Leader of the House of Commons, Jacob Rees-Mogg, will make a statement after Rob Roberts, who represents Delyn, was found to have breached Parliament’s sexual misconduct policy by the Independent Expert Panel, which has recommended a six week suspension.
If an MP is suspended for 10 sitting days or more by Parliament’s Standards Committee this triggers a recall petition. This can lead to a by-election if it gains enough signatures.
However, sanctions imposed by the Independent Expert Panel, who judge more serious sexual harassment and bullying cases against MPs, don’t automatically trigger one.
Labour MP Chris Bryant, who is Chair of the Commons Committee on Standards, told BBC Wales that was “manifestly unfair”.
According to the UK Government, it will look at “whether any changes could be made” to the process “in future”.
A UK Government spokesperson said: “A case of this severity highlights the need to look again at whether the process is striking the right balance between protecting the confidentiality of complainants and ensuring consistency with other types of conduct cases.
“The central aim of the Independent Complaints and Grievance Scheme is to help improve the working culture of Parliament and it will need to continue to evolve and improve over time.
“The Leader of the House will invite the relevant bodies to consider whether any changes could be made in future to the process to enable recall to be triggered.”
‘Call for an election’
The UK Government’s Transport Secretary Grant Shapps told Radio 4’s Today prgramme this morning: “This has gone through a new independent process and doesn’t have the same rules about the so called recall process, which is where constituents can essentially call for an election.
“Although it’s a decision for the House of Commons, I do rather agree that this loophole needs to be closed.
“I’m aware the Leader of the House will be saying more about the lack of recall provision.
“I don’t think there is any place for this kind of behaviour in the House or indeed in society.
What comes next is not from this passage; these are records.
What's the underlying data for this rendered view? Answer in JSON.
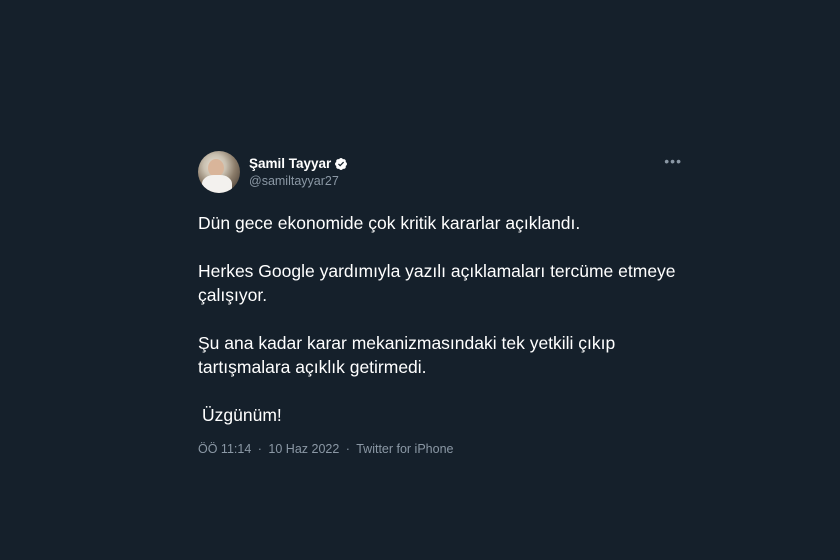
{
  "tweet": {
    "author": {
      "display_name": "Şamil Tayyar",
      "handle": "@samiltayyar27",
      "verified": true,
      "avatar_icon": "profile-photo"
    },
    "more_icon": "more-horizontal-icon",
    "more_label": "•••",
    "paragraphs": [
      "Dün gece ekonomide çok kritik kararlar açıklandı.",
      "Herkes Google yardımıyla yazılı açıklamaları tercüme etmeye çalışıyor.",
      "Şu ana kadar karar mekanizmasındaki tek yetkili çıkıp tartışmalara açıklık getirmedi.",
      "Üzgünüm!"
    ],
    "meta": {
      "time": "ÖÖ 11:14",
      "separator": "·",
      "date": "10 Haz 2022",
      "source": "Twitter for iPhone"
    }
  },
  "colors": {
    "background": "#15202b",
    "text": "#ffffff",
    "secondary_text": "#8b98a5",
    "verified_badge": "#ffffff"
  }
}
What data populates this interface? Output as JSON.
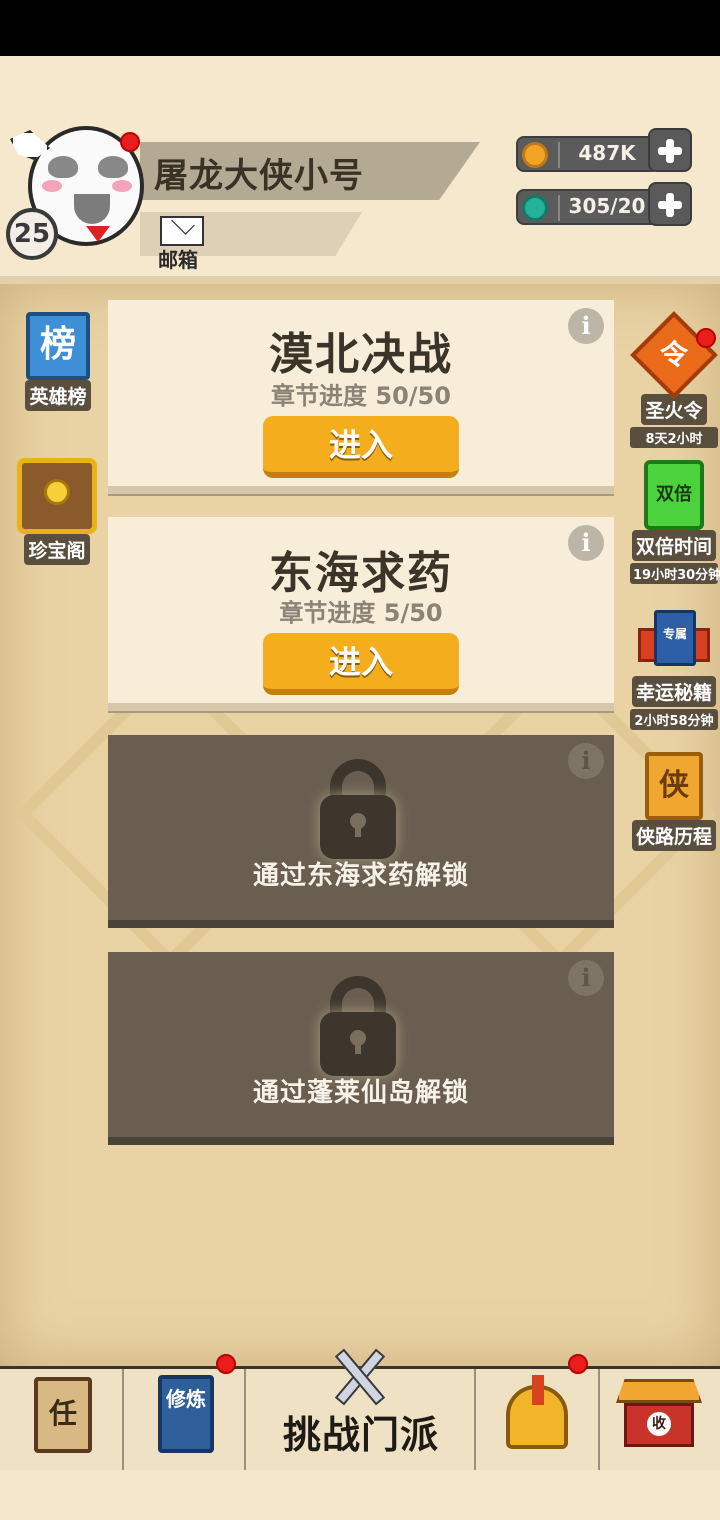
{
  "profile": {
    "name": "屠龙大侠小号",
    "level": "25",
    "mail_label": "邮箱"
  },
  "currencies": [
    {
      "icon": "copper-coin-icon",
      "value": "487K",
      "color": "#f2a524"
    },
    {
      "icon": "jade-gem-icon",
      "value": "305/20",
      "color": "#23b39a"
    }
  ],
  "left_sidebar": [
    {
      "icon": "ranking-banner-icon",
      "icon_text": "榜",
      "label": "英雄榜"
    },
    {
      "icon": "treasure-chest-icon",
      "label": "珍宝阁"
    }
  ],
  "right_sidebar": [
    {
      "icon": "sacred-fire-token-icon",
      "icon_text": "令",
      "label": "圣火令",
      "sub": "8天2小时"
    },
    {
      "icon": "double-card-icon",
      "icon_text": "双倍",
      "label": "双倍时间",
      "sub": "19小时30分钟"
    },
    {
      "icon": "exclusive-book-icon",
      "icon_text": "专属",
      "label": "幸运秘籍",
      "sub": "2小时58分钟"
    },
    {
      "icon": "hero-path-icon",
      "icon_text": "侠",
      "label": "侠路历程"
    }
  ],
  "chapters": [
    {
      "title": "漠北决战",
      "progress": "章节进度 50/50",
      "button": "进入",
      "locked": false
    },
    {
      "title": "东海求药",
      "progress": "章节进度 5/50",
      "button": "进入",
      "locked": false
    },
    {
      "unlock_text": "通过东海求药解锁",
      "locked": true
    },
    {
      "unlock_text": "通过蓬莱仙岛解锁",
      "locked": true
    }
  ],
  "info_glyph": "i",
  "bottom_nav": {
    "task_icon_text": "任",
    "cultivate_icon_text": "修炼",
    "challenge_label": "挑战门派",
    "collect_icon_text": "收"
  },
  "colors": {
    "enter_button": "#f4ad1c",
    "card_light": "#f8edd9",
    "card_locked": "#6a5e50",
    "notification_dot": "#ea1d1d"
  }
}
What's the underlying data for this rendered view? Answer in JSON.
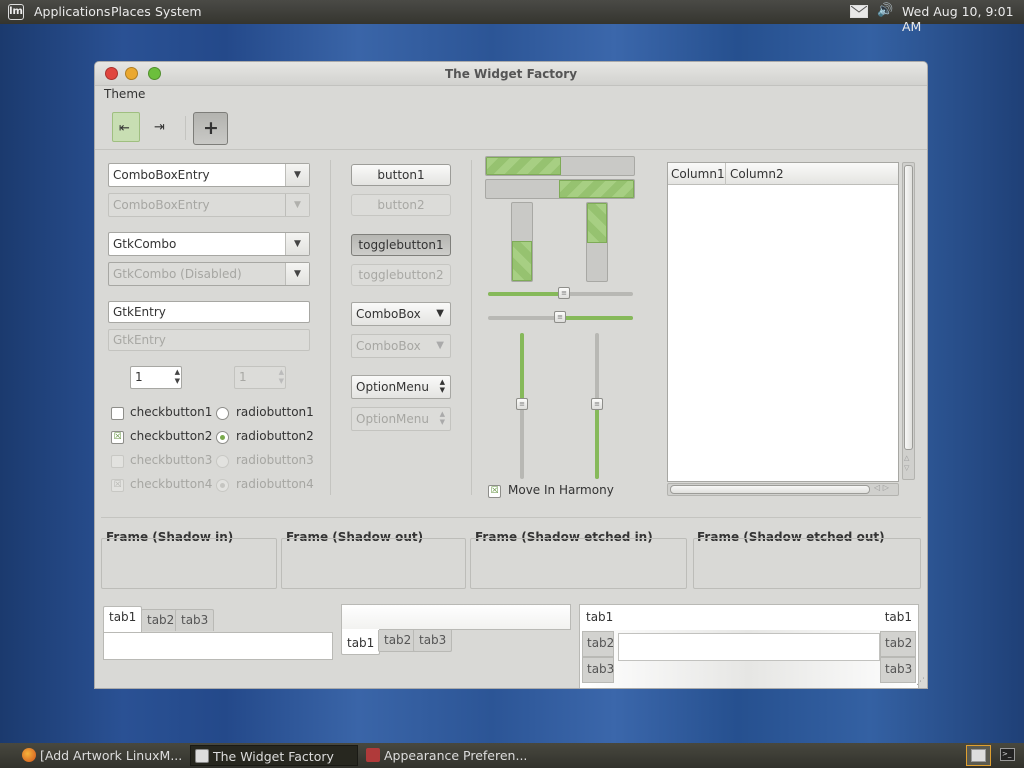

I think that’s very straight forward. I really praise the individual who came forward quite bravely on this as well.
“I think they should not have the exemption from recall just because it’s gone through this new and newly independent process and as I say I know the Leader of the House intends to come forward and say more about it.”
Labour MP Chris Bryant told the same programme: “In most lines of work, this kind of behaviour would lead to being sacked… if I were Mr Roberts I wouldn’t want to be exploiting a loophole in this way to stay in Parliament.”
Rhondda MP Chris Bryant told BBC Wales: “I think it would be entirely dishonourable for a member to exploit that loophole and I think the government has to close it as a matter of urgency,” he said.
“You would think that Parliament would want to have exactly the same set of rules for any kind of suspension from the House of Commons but, in particular, you would think that the sanctions against somebody for bullying and sexual harassment would be tougher even that for failing to register a gift, or something like that.
“But it looks as if we’ve got this all the wrong way around.”